De Péchels gives the following account of his journey from Montpellier to Aiguesmortes:—"Mounted on asses, harnessed in the meanest manner, without stirrups, and with wretched ropes for halters, we entered Aiguesmortes, and were there locked up in the Tower of Constance, with thirty other male prisoners and twenty women and girls, who had also been brought hither, tied two and two. The men were placed in an upper apartment of the tower, and the women and girls below, so that we could hear each other pray to God and sing His praises with a loud voice."

De Péchels did not long remain a prisoner at Aiguesmortes. He was shortly after put on board a king's ship bound for Marseilles. He was very ill during the voyage, suffering from seasickness and continual fainting fits. On reaching Marseilles he was confined in the hospital prison used for common felons and galley-slaves. It was called the Chamber of Darkness, because of its want of light. The single apartment contained two hundred and thirty prisoners. Some of them were chained together, two and two; others, three and three. The miserable palliasses on which they slept had been much worn by the galley-slaves, who had used them during their illnesses. The women were separated from the men by a linen cloth attached to the ceiling, which was drawn across every evening, and formed the only partition between them.

As may easily be supposed, the condition of the prisoners was frightful. The swearing of the common felons was mixed with the prayers of the Huguenots. The guards walked about all night to keep watch and ward over them. They fell upon any who assembled and knelt together, separating them and swearing at them, and mercilessly ill-treating them, men and women alike. "But all their strictness and rage," says De Péchels, "could not prevent one from seeing always, in different parts of the dungeon, little groups upon their knees, imploring the mercy of God and singing His praises, whilst others kept near the guards so as to hinder them from interfering with the little bands of worshippers."

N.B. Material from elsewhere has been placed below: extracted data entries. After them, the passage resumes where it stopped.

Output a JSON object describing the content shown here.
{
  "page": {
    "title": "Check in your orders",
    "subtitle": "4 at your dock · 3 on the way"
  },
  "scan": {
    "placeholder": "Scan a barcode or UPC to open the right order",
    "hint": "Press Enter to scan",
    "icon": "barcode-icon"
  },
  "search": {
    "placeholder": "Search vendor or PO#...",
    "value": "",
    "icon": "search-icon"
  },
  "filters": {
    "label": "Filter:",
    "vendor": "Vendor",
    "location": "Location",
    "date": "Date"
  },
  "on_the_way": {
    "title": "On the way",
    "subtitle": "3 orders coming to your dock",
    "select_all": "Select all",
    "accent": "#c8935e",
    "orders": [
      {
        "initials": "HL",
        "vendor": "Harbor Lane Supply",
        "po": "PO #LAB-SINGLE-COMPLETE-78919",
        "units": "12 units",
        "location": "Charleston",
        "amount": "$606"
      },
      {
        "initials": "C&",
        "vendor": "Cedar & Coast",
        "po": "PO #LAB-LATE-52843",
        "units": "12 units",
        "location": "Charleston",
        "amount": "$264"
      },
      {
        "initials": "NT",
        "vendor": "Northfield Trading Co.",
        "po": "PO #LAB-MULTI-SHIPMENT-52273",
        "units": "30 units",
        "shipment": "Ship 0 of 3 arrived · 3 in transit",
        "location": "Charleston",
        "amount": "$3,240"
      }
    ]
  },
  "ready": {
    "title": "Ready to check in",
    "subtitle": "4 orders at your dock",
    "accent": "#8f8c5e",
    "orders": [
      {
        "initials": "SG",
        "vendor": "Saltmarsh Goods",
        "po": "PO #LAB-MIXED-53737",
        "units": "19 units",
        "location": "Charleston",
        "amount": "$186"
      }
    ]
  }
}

At length the time arrived for the embarkation of the Huguenots for America. On the 18th of September, 1687, De Péchels, with fifty-eight men and twenty-one women, was put on board a flûte called the Mary—the French flûte consisting of a heavy narrow-sterned vessel, called in England a "pink." De Péchels was carefully separated from all with whom he had formed habits of intimacy, and whose presence near him would doubtless have helped him to bear the bitterness of his fate. On the same day, ninety prisoners of both sexes were embarked in another ship, named the Concord, bound for the same destination. The two vessels set sail in the first place for Toulon, in order to obtain an escort of two ships-of-war.